The Last Groundhog Day
- Feb 2, 2018
- 2 min read
It looks like a duck, waddles like a duck, feels like a duck, and quacks like a duck. It must be a duck. Unless I’m the duck. In which case I’ll stare at my duck face and powder my beak in the mirror, ruffle up my feathers, and in my best Donald voice PROCLAIM, “I’m certainly NOT a duck.” I’m the exception. For years AND years... like 32, Ive lived this Groundhog Day. I’ve only memorized the storyline - it’s not MY storyline. If it was, I’d have to feel it. If I felt it, that would mean that it played a part in who I had become. That it has effected me.
No! Not me!! I’m strong. I am the resilient one! (Insert hair flip here) For years I thought that honoring my past abuse (9.5 years of emotional/physical/sexual abuse) would make me powerless. I thought that seeing my struggle as a neurological injury would only shine a light on what makes me weak. I thought because God didn’t create me with CPTSD it just didn’t exist. Not accepting its existence would relinquish it of any type of power... I WAS WRONG!!!

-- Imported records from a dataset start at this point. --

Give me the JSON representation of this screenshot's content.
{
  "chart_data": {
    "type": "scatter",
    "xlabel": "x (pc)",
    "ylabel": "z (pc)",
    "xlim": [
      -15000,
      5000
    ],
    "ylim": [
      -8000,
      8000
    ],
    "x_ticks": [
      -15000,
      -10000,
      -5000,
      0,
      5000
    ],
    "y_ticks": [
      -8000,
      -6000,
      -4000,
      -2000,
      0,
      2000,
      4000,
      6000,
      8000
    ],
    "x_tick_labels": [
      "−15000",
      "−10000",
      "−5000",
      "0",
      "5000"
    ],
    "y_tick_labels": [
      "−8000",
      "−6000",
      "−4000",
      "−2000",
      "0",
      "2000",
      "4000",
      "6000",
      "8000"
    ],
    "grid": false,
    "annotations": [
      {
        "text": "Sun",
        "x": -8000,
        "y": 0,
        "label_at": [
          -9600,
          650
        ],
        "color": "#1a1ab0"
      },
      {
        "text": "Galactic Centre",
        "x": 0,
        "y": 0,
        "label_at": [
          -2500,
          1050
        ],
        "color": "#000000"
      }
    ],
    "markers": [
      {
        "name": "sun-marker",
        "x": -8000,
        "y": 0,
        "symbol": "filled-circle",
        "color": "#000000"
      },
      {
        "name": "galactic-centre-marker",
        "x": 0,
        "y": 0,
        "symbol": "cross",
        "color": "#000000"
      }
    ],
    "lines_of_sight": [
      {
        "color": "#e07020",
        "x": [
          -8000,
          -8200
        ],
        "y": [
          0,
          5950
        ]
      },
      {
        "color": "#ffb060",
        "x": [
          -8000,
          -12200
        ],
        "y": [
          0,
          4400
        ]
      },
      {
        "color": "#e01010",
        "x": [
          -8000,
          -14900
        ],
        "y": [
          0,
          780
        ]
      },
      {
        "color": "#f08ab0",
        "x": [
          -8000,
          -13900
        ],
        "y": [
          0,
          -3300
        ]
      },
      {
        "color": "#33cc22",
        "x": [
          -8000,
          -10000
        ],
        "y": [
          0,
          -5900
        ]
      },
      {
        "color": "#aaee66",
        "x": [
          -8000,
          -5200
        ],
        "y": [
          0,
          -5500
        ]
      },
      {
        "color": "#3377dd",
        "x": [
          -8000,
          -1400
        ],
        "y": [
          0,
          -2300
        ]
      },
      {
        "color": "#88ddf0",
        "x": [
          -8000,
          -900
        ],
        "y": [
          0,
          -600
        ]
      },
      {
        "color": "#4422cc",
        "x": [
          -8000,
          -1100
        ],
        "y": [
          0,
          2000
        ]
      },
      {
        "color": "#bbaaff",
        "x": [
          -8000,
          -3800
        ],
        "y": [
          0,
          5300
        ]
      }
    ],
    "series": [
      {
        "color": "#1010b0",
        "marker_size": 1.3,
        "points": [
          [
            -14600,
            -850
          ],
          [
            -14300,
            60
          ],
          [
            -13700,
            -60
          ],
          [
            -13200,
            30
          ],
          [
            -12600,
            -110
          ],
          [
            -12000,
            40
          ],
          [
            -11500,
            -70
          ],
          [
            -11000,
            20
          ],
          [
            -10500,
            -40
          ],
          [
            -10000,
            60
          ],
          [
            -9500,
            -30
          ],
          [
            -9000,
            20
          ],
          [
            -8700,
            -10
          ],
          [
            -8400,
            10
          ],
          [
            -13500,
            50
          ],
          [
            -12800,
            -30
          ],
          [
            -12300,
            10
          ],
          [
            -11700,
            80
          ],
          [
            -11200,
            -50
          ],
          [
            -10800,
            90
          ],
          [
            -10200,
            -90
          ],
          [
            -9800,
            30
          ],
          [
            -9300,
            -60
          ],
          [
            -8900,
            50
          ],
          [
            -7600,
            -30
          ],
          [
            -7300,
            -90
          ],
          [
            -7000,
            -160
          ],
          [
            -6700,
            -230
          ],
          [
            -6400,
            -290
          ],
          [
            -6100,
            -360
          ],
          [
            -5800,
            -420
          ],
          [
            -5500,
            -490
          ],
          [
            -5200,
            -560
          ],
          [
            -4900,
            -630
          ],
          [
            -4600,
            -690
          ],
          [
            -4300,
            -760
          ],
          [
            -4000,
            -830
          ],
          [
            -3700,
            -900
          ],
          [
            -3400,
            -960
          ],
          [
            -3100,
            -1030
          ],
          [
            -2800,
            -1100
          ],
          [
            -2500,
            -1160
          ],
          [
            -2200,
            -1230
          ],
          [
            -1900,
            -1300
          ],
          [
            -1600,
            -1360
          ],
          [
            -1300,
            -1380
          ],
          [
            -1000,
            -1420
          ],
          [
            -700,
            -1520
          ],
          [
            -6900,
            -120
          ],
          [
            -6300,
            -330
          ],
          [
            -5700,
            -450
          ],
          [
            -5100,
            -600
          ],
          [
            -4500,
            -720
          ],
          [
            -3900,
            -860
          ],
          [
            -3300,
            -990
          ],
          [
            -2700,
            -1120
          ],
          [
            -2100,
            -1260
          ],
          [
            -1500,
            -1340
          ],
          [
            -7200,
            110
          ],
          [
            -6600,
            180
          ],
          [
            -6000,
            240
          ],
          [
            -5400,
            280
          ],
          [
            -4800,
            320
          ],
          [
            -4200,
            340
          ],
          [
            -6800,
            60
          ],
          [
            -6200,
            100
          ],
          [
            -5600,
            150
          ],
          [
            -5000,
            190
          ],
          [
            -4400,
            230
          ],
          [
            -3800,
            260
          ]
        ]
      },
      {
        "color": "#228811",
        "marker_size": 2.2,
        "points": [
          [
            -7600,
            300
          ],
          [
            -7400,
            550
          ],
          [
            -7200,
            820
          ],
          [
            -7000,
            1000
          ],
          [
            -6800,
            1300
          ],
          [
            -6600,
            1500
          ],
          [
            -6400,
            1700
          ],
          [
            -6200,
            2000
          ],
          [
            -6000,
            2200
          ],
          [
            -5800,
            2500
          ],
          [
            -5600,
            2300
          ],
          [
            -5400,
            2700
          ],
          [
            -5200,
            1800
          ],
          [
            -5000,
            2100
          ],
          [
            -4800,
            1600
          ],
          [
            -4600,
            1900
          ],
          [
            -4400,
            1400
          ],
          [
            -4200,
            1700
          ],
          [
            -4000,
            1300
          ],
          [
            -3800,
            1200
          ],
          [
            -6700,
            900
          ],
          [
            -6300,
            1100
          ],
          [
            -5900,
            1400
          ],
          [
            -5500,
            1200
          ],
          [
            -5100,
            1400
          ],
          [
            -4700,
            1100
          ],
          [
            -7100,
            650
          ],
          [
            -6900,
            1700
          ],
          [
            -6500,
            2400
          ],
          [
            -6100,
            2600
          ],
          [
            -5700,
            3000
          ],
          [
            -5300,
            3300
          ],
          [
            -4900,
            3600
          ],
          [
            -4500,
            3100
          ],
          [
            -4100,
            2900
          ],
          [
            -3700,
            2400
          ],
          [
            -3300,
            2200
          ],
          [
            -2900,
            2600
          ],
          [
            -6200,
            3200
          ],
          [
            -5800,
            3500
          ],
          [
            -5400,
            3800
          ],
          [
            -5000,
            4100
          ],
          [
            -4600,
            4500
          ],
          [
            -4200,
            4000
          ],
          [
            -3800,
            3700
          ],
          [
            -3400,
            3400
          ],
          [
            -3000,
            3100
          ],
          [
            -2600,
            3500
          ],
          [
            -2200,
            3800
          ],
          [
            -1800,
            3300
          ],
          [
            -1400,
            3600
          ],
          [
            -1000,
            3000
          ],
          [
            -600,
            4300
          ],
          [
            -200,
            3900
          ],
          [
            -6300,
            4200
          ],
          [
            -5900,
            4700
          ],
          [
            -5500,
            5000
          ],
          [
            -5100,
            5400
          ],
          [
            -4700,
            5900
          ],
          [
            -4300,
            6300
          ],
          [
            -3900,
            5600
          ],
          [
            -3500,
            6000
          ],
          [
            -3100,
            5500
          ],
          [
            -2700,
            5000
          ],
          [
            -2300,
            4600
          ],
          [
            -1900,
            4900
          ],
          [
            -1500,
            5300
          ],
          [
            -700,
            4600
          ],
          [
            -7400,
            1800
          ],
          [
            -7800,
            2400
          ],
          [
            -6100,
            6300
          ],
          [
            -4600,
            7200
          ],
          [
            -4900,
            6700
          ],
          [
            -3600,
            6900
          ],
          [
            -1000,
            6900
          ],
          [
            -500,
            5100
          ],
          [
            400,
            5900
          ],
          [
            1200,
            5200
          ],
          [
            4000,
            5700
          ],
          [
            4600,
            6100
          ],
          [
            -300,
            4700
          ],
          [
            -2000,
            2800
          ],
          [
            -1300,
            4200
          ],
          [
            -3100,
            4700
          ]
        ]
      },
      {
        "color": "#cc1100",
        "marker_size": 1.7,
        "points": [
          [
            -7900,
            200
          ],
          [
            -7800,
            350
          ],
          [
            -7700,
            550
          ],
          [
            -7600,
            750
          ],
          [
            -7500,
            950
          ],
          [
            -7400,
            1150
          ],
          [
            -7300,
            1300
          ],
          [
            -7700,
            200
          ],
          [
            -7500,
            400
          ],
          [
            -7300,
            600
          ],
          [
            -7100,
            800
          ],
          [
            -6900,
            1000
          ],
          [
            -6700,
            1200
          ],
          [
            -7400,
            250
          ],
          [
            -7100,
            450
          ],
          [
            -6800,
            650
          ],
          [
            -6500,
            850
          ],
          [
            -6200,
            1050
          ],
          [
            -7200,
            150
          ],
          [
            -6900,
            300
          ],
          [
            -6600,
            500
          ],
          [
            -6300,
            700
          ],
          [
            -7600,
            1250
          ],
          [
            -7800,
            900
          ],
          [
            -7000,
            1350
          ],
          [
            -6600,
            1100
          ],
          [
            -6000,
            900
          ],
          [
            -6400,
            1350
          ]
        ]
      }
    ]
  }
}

Not validating it’s place, calling it what it is, and learning about it’s true nature and place in my life robbed me of empowerment and gave place to self medicating with alcohol. When I drank I CERTAINLY didn’t feel any CPTSD symptoms... but I also didn’t feel anything else. I’m here to say, watch the frick out devil. Momma has her game face on and she’s getting wise. I’m picking up and taking my sword back to the beginning. I’m machete-ing the crap out of that root, one layer at a time. You don’t even know what’s coming (i mean neither do i) but it’s on its way, beeotch. The Groundhog is dead to me.